The valorization of CW has a great potential of mitigating the negative environmental effect of its uncontrolled discharge. The possibility of using CW as a natural soil amendment depends on the performance of the traditional composting process, which, at present, is unable to compensate for the production costs.
The main objective of this study was to promote the valorization of citrus waste as a soil biofertilizer. For this purpose, the effects of the use of citrus waste were evaluated on the physico-chemical, microbiological and hydraulic soil characteristics and on the physiological and productive/qualitative characteristics of orange trees under Mediterranean climate conditions.

2. Materials and Methods

2.1. Experimental Site

The study was conducted during a three-year period (2015–2017) at the experimental farm of the University of Catania (Italy) (37°41′ N; 15°05′ E). The selected citrus orchard covers about 400 m2 and includes 20 trees of cv ‘Tarocco comune’ orange, 20 years old, planted at a 5 × 4 m distance. The mean soil water content at field capacity (pF = 2.5) and wilting point (pF = 4.2) was 38% and 23%, respectively. The soil bulk density was about 1.23 g cm−3.
Citrus waste was obtained from centrifuged orange juice from a citrus-processing plant located in Messina (south Italy). In April 2015, about 30 tons of CW were transported to the experimental site and laid down for about 1 month on a polyethylene tarp (Figure 1a) to reduce the humidity content (Figure 1a,b), and in May, the dried CW was added to the soil of the experimental orchard. Clods of CW were obtained and properly laid down around the tree trunks (about 0.5 m from trunk) (Figure 1b). Two months after the amendment phase (July 2015), the first 10 cm of CW were milled and mixed with the soil.
The use of citrus waste included the following treatments (Ti):
  • T1: Control. Only mineral fertilizer was added to the soil, with the same methods as for Treatment 4 (consisting of 1.27% of N, 0.3% of P2O5, 1.2% of K2O in the CW) (i.e., ammonium nitrate = 2.5 kg/plant; ammonium phosphate = 0.5 kg/plant; potassium nitrate = 2.5 kg/plant). The fertilizer was divided into two doses, supplied during the 2nd and the 3rd year of the experimental period (April 2016 and April 2017);
  • T2: a dose of 45 kg/m2 of CW was distributed (about 17.5 kg/m2 of dry matter, which corresponds to about 0.22 kg/m2 of N over a three-year period); the dose was applied in a single phase, at the beginning of the experimental campaign (May 2015) by adding 177 g/kg of Ca(OH)2 to raise the pH value of CW to around 6.5;
  • T3: a dose of 90 kg/m2 of CW was distributed (i.e., about 35.0 kg/m2 of dry matter, which corresponds to about 0.44 kg/m2 of N in a three-year period); this dose was applied in a single phase in May 2015;
  • T4: a dose of 45 kg/m2 of CW was distributed (about 17.5 kg/m2 of dry matter, which corresponds to about 0.22 kg/m2 of N in a three-year period); this dose was applied in a single phase (May 2015); the dose of 45 kg/m2 corresponds to double the maximum quantity permitted for sludge of agri-food origin by the Legislative Decree 234/2011.
The different treatments were irrigated three times a week, during June–September of the three-year period. Soil samples were collected before (January 2015) and after soil treatment with CW (July 2015, January and June 2016, January and July 2017).

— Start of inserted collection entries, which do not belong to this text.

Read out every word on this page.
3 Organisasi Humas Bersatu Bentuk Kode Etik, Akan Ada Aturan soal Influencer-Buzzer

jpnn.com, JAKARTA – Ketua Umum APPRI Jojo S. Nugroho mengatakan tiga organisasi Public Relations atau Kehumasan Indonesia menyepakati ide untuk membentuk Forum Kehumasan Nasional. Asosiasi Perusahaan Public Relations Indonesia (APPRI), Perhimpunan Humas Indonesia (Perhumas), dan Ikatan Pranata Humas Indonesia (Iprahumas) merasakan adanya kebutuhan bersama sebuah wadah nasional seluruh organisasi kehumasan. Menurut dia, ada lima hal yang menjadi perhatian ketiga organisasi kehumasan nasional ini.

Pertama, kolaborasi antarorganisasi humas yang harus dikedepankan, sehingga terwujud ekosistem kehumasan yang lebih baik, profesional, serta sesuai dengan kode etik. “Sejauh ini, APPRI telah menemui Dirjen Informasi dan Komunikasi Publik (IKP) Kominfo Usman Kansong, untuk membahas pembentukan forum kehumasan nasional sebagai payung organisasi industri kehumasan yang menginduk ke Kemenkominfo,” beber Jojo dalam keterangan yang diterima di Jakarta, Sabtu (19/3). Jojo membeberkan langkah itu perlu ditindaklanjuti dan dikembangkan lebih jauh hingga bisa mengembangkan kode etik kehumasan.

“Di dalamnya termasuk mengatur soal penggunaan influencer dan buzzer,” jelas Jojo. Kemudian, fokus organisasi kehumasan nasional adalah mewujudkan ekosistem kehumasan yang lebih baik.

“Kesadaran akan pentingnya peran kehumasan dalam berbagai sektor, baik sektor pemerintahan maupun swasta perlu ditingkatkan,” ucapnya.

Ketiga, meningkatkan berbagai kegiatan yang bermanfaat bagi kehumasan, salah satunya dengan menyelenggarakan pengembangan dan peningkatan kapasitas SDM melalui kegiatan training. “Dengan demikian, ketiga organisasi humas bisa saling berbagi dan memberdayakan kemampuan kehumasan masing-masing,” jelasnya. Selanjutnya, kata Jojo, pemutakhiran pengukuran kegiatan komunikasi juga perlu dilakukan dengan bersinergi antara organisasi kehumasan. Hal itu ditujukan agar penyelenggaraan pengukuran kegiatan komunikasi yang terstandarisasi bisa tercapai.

2.2. Physico-Chemical and Hydraulic Characterizations of CW

The citrus waste samples were subjected to the following determinations: pH, electrical conductivity (EC, mS/cm), humidity (%), ash contents (%), Carbon (C, %), total Nitrogen (N, %) (Table 1. The pH values were measured in a water 1:2.5 sample/solution ratio, using a pH-meter and EC was determined using a conductivity meter (delta OHM, Italy). Humidity (expressed as %) was obtained in 10 g of CW (5 replicates) by subtracting the dryness from the fresh weight (obtained after an oven-drying phase at 105 °C for 24 h). Ash content was determined by incineration at 650 °C for 4 h. Carbon and Nitrogen contents were obtained by an elemental analyzer (LECO Analyzer mod. 600, LECO Corp, St. Joseph, MI, USA) and expressed as percentage of dry matter. Analyses were performed in April 2015, when CW was transported to the experimental site, and in May 2015, just before the addition of CW to the agricultural soil.
For each soil sample, the volumetric water content of the amended soil at 11 pressure heads, h, was determined by a sandbox (h = 0.01, 0.025, 0.1, 0.32, 0.63, 1.0 m) and a pressure plate apparatus (h = 3, 10, 30, 60, 150 m). For each sample, the parameters of the van Genuchten [18] model for the water retention curve with the Burdine condition were determined [18,19]. The hydraulic conductivity at saturation Ks was determined using a laboratory constant-head permeameter [20] by applying Darcy’s law.
A double-ring infiltrometer test was performed in situ to evaluate the hydraulic conductivity at saturation (ks) of the soil in T1 and T4, before and after the amendment process.
Soil pore water was monitored in terms of pH, EC (mS/cm), COD (mg/L), Nitrate (mg/L) and total phosphate (mg/L), to evaluate the effect of the CW amendment on soil. In particular, the latest monitoring was performed to estimate the release of nitrate in aquifers as a consequence of the CW incorporation and mineralization into the soil. In detail, the control soil and the soil amended with the highest quantity of CW (T3) were considered, as T3 represents the treatment with the highest risk of leaching nitrate. The analyses were performed soon after the soil amendment (July 2015), after about six months (January 2016), and after about 18 months from the treatment (January 2017). Pore water in T1 and T3 was extracted using ceramic suction lysimeters (Soil Solution Access Tube, SSAT by IRROMETER Company. Inc.), installed at a depth of 0.3 m. The pH and EC of the pore water were measured using a pH-meter and an HD2106.2 conductivity meter (delta OHM. Italy), respectively. COD, phosphate and nitrate were determined according to [21], following the procedures described in [22,23,24], respectively.
Soil samples were collected and characterized before the amendment with CW in January 2015 and after the treatment in July 2015, January and June 2016, January and July 2017. The soil samples for each sampling were previously air dried and sieved at 2 mm. Before the amendment, the soil at the experimental field was fairly uniform with a sandy-loam texture and a mean percentage of organic matter equal to 3.8% (Table 1).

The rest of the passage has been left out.